Gue membuka mata saat mendengar saat kegaduhan yang mengganggu rencana tidur cantik gue. Gengnya Lana, siapa lagi kalau bukan mereka yang membuat kerusuan? Mereka semua masuk ke dalam ruang kesehatan, kurang lebih ada sepuluh anggota, membuat ruang kesehatan seketika pengap karena terlalu banyak anak.
"Itu sakit anjir, masa gue harus pura-pura sakit biar bisa bolos pelajaran," kata Lana sembari menutup pintu ruang kesehatan.
Gue menatap sekeliling, disini hanya gue yang perempuan dan sisanya tidak lain adalah anggota gengnya Lana. Lana menatap gue jahil lalu mengunci pintu utama ruang kesehatan.

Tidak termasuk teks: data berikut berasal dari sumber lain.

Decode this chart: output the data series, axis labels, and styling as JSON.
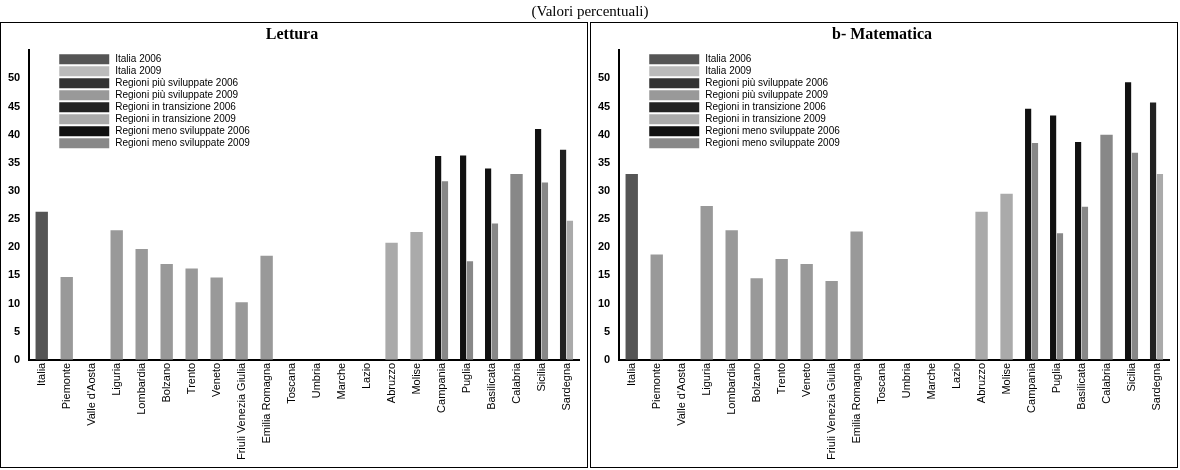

Gue mendengus kesal saat mereka bergurau dan membuat keramaian.
Mata gue sengaja gue pejamkan, berusaha menghiraukan mereka yang kurang kerjaan. Bodo amat, anggap aja gue sendirian disini. Sebuah tangan memegang dahi gue, membuat gue langsung menepisnya kasar dan membuka mata was-was.
"Biasa aja, gue nggak bakal macem-macem." Keenan mengelus tangannya yang baru saja gue tepis. "Kenapa sekolah? Masih demam juga."

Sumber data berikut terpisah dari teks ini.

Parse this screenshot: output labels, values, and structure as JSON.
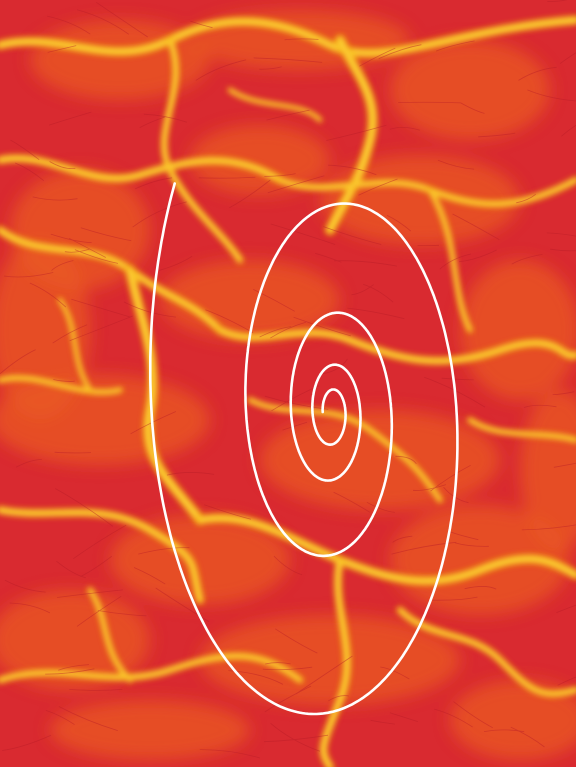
{
  "artwork": {
    "kind": "abstract caustic texture with spiral overlay",
    "colors": {
      "background_red": "#d92a30",
      "warm_orange": "#ea5a22",
      "vein_yellow": "#f6b80c",
      "spiral_line": "#ffffff",
      "edge_blue": "#1f66a8"
    },
    "icons": [
      "spiral-curve",
      "caustic-veins"
    ]
  }
}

Gue tidak langsung menjawba, merasa bersalah karena baru saja membuat tangan Keenan sakit. "Sorry, gue kira siapa," ucap gue mengabaikan pertanyaan Keenan.

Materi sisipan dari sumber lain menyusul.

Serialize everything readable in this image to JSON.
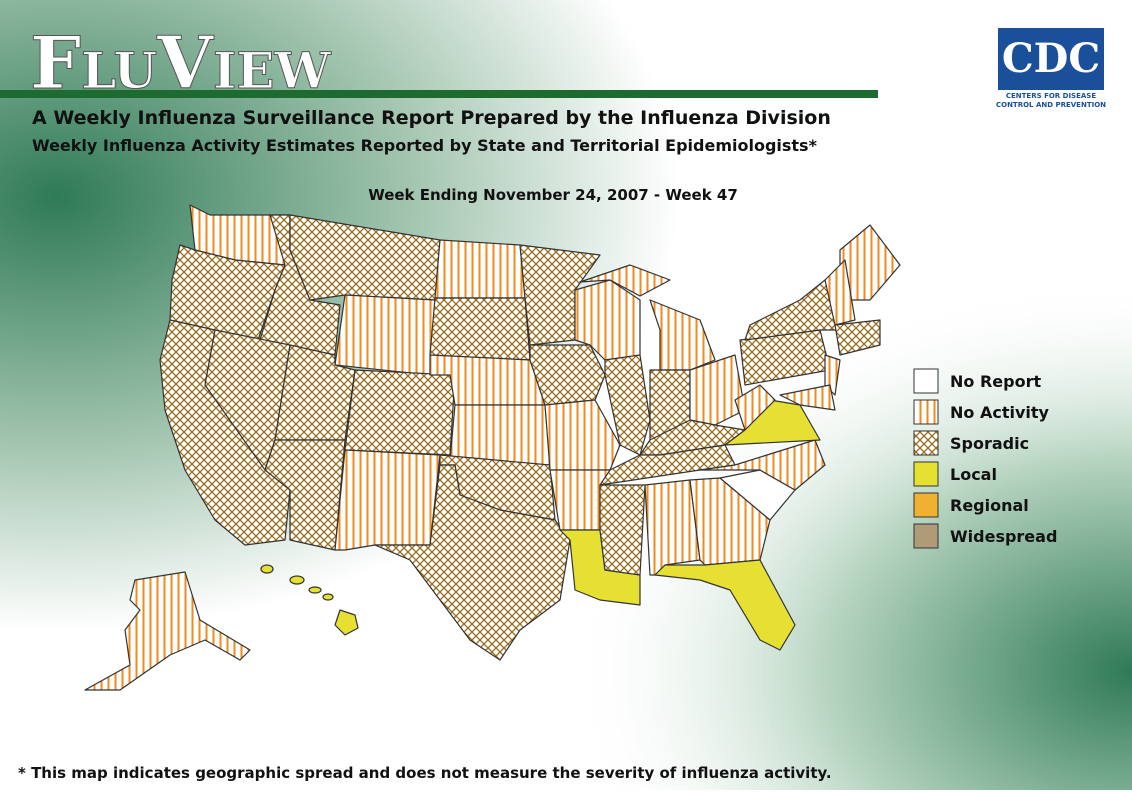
{
  "header": {
    "title": "FluView",
    "subtitle": "A Weekly Influenza Surveillance Report Prepared by the Influenza Division",
    "subtitle2": "Weekly Influenza Activity Estimates Reported by State and Territorial Epidemiologists*"
  },
  "logo": {
    "mark": "CDC",
    "line1": "Centers for Disease",
    "line2": "Control and Prevention"
  },
  "map": {
    "title": "Week Ending November 24, 2007 - Week 47"
  },
  "legend": {
    "items": [
      "No Report",
      "No Activity",
      "Sporadic",
      "Local",
      "Regional",
      "Widespread"
    ]
  },
  "footnote": "* This map indicates geographic spread and does not measure the severity of influenza activity."
}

"Kenapa sekolah?" tanyanya dingin, seperti biasanya.
"Nggak enak di rumah, gue sendirian," jawab gue.
Keenan menarik salah satu kursi, duduk tepat di sebelah brankar. "Gue kemarin kan udah bilang jangan maksain diri."
Gue beranjak dari posisi berbaring menjadi duduk. "Gue nggak apa kok, cuma demam biasa, nanti juga sembuh."
Keenan bergeming. "Eri, sini," panggilnya. Eri yang merasa terpangil langsung mendekat dan menatap gue dan Keenan bergantian. "Beliin gue teh hangat di kantin, ini uangnya. Jangan khawatir, nanti gue kasih jatah buat lo."
"Kok gue? Kenapa lo nggak beli sendiri?"
"Bacot, udah buru." Eri hanya bisa pasrah saat berhdapan dengan manusia tidak bisa ditebak seperti Keenan. Dia membuka pintu ruang kesehatan lalu bergegas menuju kantin, seperti apa yang diperintahkan Keenan.
Gue dan Keenan saling terdiam dan hanya terdengar suara rusuh dari gerombolan Lana. Keenan menyandarkan diri di sandaran kursi, memasang headphone yang sedari tadi melingkar di lehernya. Keenan mengeluarkan smartphone-nya, meletakkannya di atas meja kecil di sebelah brankar yang sedang gue tempati. Tangannya menyilang di depan dada dan matanya muai terpejam, menikmati lagu yang ia putar.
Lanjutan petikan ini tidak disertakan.